Panhandle Center faculty will conduct research at Western Farms’ 22,000-square-foot greenhouse. Western Farms LLC is providing $31,152 to fund the project, which began Oct. 1 and will extend to Dec. 31, 2020. Results from the study will be made public to assist other growers considering this option.

The objectives are to research several aspects of hemp production for CBD under greenhouse conditions, including identifying:

  • The best varieties for high seed production with high CBD and low THC. CBD stands for cannabidiol, a non-psychoactive compound that is being used for its pharmaceutical qualities for a variety of conditions and illnesses. THC (tetrahydrocannabinol) is the psychoactive chemical in the plant.
  • Pest and disease issues. At this time, no pesticides are labeled for use on hemp.
  • Weed management options for hemp fields.
  • Optimized nutrient management for hemp production under varying soil types.

Background

The project started when the Hoehn family approached the Panhandle Center about a possible collaboration, Santra said. The Hoehns have relatives in Minnesota who operate Midwest Hemp Farms, which has been growing hemp for several years. Their experience in Minnesota familiarized them with the economics and genetics of raising hemp for CBD oil. According to their website, Midwest Hemp Inc. focuses on growing industrial hemp for several products, such as flower, CBD products, and processing.

Nationwide, interest in industrial hemp as an agricultural crop has grown rapidly since the 2018 farm bill removed industrial hemp from the controlled substances list ― opening the way for production ― and required regulation by the U.S. Department of Agriculture (USDA) and state departments of agriculture. Nebraska legalized hemp production for fiber, grain, or CBD in 2019, with the condition that plant parts of industrial hemp have a THC concentration of less than 0.3 percent. (See the Nebraska Department of Agriculture’s (NDA) Hemp Program webpage.) The 2019 legislation authorized NDA to regulate the growing, harvesting, and processing of hemp for research in Nebraska under a licensing agreement until further action is taken by the U.S. Department of Agriculture.

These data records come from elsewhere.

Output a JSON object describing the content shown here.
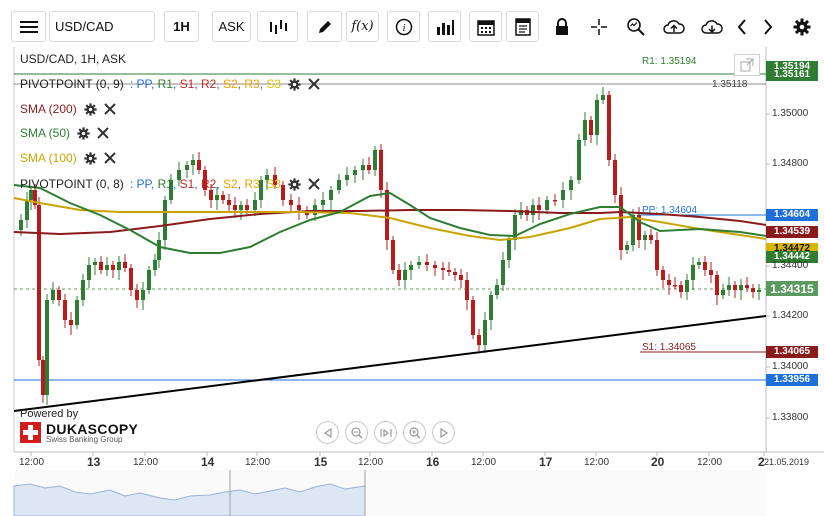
{
  "toolbar": {
    "symbol": "USD/CAD",
    "timeframe": "1H",
    "side": "ASK"
  },
  "chart": {
    "title": "USD/CAD, 1H, ASK",
    "indicators": [
      {
        "name": "PIVOTPOINT (0, 9)",
        "params": [
          "PP",
          "R1",
          "S1",
          "R2",
          "S2",
          "R3",
          "S3"
        ]
      },
      {
        "name": "SMA (200)"
      },
      {
        "name": "SMA (50)"
      },
      {
        "name": "SMA (100)"
      },
      {
        "name": "PIVOTPOINT (0, 8)",
        "params": [
          "PP",
          "R1",
          "S1",
          "R2",
          "S2",
          "R3",
          "S3"
        ]
      }
    ],
    "line_labels": {
      "r1": "R1: 1.35194",
      "r1_right": "1.35118",
      "pp": "PP: 1.34604",
      "s1": "S1: 1.34065"
    },
    "price_tags": {
      "r1_upper": "1.35194",
      "r1_lower": "1.35161",
      "pp": "1.34604",
      "sma200": "1.34539",
      "sma100": "1.34472",
      "sma50": "1.34442",
      "current": "1.34315",
      "s1": "1.34065",
      "blue_line": "1.33956"
    },
    "price_axis": [
      "1.35000",
      "1.34800",
      "1.34400",
      "1.34200",
      "1.34000",
      "1.33800"
    ],
    "price_axis_hidden": "1.34400",
    "time_axis": [
      {
        "label": "12:00",
        "day": false
      },
      {
        "label": "13",
        "day": true
      },
      {
        "label": "12:00",
        "day": false
      },
      {
        "label": "14",
        "day": true
      },
      {
        "label": "12:00",
        "day": false
      },
      {
        "label": "15",
        "day": true
      },
      {
        "label": "12:00",
        "day": false
      },
      {
        "label": "16",
        "day": true
      },
      {
        "label": "12:00",
        "day": false
      },
      {
        "label": "17",
        "day": true
      },
      {
        "label": "12:00",
        "day": false
      },
      {
        "label": "20",
        "day": true
      },
      {
        "label": "12:00",
        "day": false
      },
      {
        "label": "2",
        "day": true
      },
      {
        "label": "21.05.2019",
        "day": false
      }
    ],
    "colors": {
      "sma200": "#8b1a1a",
      "sma50": "#2e7d32",
      "sma100": "#c9a400",
      "pp": "#1e6fd9",
      "r1": "#2e7d32",
      "s1": "#8b1a1a",
      "trend": "#000000"
    }
  },
  "branding": {
    "powered": "Powered by",
    "name": "DUKASCOPY",
    "tagline": "Swiss Banking Group"
  },
  "icons": [
    "menu-icon",
    "bars-icon",
    "pencil-icon",
    "function-icon",
    "info-icon",
    "volume-icon",
    "calendar-icon",
    "report-icon",
    "lock-icon",
    "crosshair-icon",
    "zoom-icon",
    "upload-icon",
    "download-icon",
    "chevron-left-icon",
    "chevron-right-icon",
    "gear-icon"
  ]
}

NDA operated a pilot program in 2019. The agency received 176 applications for the 2019 growing season and approved 10 applicants, according to a list on the NDA website. They are in Scotts Bluff, Richardson, Buffalo, Dodge, Saunders, Otoe, Thurston, Platte, and Cass counties.

NDA is drafting regulations and a state plan for hemp production for the 2020 season. Production and use of marijuana and THC for medical and recreational purposes remain illegal in Nebraska.

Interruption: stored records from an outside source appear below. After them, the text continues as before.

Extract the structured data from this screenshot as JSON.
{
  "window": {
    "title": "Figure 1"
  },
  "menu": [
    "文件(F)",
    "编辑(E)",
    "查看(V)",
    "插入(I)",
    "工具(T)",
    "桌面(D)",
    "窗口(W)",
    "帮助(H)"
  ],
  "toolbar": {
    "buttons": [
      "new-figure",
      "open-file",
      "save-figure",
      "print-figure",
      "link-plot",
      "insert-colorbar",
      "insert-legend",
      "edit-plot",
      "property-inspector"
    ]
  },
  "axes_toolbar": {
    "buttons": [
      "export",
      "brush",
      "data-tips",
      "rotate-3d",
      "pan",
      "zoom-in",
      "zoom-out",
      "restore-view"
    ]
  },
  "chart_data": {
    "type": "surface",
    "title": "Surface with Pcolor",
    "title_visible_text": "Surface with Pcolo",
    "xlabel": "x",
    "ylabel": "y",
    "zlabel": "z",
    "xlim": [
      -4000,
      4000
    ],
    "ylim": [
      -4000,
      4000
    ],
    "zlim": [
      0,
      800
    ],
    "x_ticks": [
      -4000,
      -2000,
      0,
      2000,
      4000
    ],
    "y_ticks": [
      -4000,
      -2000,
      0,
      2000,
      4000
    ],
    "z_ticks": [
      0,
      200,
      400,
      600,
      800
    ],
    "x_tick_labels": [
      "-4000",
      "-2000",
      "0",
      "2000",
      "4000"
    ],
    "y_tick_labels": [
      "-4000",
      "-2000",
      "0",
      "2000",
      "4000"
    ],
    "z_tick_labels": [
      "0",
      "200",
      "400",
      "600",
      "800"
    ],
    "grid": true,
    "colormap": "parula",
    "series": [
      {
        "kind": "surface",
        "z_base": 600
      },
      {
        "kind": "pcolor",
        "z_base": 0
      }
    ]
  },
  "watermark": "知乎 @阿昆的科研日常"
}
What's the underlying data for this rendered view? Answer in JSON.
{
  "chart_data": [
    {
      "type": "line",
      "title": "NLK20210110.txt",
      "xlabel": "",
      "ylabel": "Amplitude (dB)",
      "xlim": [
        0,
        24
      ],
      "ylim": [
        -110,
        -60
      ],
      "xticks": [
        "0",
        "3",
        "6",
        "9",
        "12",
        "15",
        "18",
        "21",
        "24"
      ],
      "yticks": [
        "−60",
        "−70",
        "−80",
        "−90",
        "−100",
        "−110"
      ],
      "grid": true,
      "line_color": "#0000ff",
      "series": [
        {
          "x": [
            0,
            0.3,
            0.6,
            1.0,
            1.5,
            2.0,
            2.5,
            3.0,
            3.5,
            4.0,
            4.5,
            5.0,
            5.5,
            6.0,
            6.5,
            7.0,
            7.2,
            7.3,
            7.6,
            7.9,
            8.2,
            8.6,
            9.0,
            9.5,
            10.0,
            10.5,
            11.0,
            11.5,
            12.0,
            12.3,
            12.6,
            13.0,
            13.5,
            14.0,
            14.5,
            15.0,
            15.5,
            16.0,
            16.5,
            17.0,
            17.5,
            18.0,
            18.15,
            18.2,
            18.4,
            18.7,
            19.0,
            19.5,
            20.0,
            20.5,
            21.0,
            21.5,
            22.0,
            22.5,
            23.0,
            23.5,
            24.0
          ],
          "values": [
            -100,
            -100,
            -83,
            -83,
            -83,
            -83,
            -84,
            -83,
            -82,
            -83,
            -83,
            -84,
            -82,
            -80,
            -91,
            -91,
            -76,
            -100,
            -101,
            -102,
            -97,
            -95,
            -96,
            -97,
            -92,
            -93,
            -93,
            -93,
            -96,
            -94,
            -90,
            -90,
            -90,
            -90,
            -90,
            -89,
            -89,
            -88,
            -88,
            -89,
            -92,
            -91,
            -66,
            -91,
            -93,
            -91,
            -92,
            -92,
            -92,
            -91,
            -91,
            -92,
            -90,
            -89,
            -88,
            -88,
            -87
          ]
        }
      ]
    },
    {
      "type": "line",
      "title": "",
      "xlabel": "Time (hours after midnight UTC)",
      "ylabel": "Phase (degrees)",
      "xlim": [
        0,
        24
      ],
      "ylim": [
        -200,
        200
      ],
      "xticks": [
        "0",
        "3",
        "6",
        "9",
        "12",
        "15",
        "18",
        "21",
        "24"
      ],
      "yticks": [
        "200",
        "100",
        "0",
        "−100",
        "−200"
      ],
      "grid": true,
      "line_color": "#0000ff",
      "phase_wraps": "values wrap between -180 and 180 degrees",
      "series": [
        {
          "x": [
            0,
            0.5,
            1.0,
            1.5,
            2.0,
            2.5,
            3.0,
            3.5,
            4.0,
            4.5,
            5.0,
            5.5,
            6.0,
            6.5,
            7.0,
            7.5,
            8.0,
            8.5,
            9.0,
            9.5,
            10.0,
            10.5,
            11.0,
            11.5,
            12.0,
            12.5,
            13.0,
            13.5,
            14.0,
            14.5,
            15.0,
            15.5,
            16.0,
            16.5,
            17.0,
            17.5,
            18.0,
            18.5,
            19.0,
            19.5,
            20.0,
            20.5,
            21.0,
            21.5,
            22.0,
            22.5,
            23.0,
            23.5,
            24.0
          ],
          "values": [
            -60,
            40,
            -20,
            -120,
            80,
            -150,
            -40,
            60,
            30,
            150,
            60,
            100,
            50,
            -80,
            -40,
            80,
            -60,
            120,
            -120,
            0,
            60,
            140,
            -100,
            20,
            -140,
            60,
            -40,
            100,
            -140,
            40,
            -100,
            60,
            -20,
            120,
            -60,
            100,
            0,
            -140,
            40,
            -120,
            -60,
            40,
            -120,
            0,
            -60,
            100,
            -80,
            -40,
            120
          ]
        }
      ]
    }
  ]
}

As soon as NDA approved the pilot permit process in June 2019, Santra and members of the Hoehn family met to discuss a potential project where Western Farms would provide a research facility for hemp seed production. The Panhandle Research and Extension Center obtained a research permit from the Nebraska Department of Agriculture, a blanket permit to conduct research on industrial hemp, Santra said. Western Farms LLC is awaiting approval of a permit from the City of Scottsbluff before operations can begin at the greenhouse.

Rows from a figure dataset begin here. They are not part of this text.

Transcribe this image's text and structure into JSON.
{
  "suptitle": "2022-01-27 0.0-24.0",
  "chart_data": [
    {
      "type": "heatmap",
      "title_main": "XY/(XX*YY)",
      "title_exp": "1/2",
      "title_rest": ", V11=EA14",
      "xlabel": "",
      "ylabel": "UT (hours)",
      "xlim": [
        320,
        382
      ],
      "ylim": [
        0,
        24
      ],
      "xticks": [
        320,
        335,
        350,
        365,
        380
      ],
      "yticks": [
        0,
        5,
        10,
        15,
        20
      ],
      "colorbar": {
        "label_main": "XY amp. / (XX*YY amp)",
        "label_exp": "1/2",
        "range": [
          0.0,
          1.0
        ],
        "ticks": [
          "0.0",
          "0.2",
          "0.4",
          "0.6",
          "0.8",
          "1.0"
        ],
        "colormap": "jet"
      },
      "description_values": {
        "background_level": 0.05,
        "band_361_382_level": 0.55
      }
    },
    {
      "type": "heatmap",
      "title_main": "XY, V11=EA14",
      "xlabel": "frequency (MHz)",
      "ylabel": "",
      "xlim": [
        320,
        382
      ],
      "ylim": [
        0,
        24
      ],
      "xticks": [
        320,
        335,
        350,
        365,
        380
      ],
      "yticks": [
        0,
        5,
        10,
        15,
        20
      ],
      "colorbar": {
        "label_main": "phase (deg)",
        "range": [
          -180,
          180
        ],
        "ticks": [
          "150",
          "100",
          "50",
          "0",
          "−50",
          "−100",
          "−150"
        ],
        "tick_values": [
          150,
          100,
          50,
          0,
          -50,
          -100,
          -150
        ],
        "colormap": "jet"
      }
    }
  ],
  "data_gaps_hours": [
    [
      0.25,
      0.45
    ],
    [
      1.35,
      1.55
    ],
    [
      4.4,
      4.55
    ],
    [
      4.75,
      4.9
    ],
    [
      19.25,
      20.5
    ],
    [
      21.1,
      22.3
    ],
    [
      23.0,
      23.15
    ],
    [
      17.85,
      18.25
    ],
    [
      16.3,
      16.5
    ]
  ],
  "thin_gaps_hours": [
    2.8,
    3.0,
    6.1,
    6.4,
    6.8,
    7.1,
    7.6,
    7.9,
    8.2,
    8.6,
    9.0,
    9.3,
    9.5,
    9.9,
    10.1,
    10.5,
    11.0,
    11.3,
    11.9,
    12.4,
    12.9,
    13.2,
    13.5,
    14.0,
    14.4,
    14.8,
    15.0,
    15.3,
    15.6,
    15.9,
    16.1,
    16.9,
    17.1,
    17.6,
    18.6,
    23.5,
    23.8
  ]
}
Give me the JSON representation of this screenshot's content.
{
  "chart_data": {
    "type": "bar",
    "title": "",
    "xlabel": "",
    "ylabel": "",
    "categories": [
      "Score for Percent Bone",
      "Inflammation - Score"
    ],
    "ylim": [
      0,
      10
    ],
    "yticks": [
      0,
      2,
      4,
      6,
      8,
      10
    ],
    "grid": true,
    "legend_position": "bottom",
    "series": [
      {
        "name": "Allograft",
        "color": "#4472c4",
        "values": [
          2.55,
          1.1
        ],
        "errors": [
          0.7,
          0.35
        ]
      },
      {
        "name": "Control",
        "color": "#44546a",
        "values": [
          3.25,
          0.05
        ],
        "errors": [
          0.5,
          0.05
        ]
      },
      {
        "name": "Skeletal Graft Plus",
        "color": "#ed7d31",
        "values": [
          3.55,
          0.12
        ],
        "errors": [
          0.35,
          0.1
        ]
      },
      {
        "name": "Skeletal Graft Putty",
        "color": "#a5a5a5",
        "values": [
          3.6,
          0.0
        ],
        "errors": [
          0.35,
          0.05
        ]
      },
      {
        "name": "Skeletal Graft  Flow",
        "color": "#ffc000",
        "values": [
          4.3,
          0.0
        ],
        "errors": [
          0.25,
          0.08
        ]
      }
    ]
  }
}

Santra said the entire permitting process is tightly controlled. The Panhandle specialists submitted details of their proposed research component to Hector Santiago, assistant dean and assistant director of UNL’s Institute of Agriculture and Natural Resources Agricultural Research Division. Santiago is the university’s liaison with the Nebraska Department of Agriculture for hemp research. Santiago submitted the information to NDA, and agency approval is required before faculty can perform research as outlined in the package. Santra said he anticipates NDA will grant approval.

Santra explained that the arrangement is similar in some ways to field trials with cooperators for other crops. In this arrangement the cooperator provides the research infrastructure, access to the crop for researchers, and supplies such as seed, soil, and fertilizer, and funding to conduct the research. They will harvest the seed and other plant parts and use them in their business. UNL researchers will collect data and make it available to the public, so others who are interested in growing hemp will have the data available.

This research, related to production technology for hemp production under a controlled greenhouse environment, will be relevant to people who want to do hemp production in similar circumstances, Santra said. Hemp seed production must be under a controlled environment to avoid cross-pollination.

Industrial hemp is grown for either CBD or fiber. Fiber hemp is grown outside, and CBD hemp could be grown outside or inside, Santra said.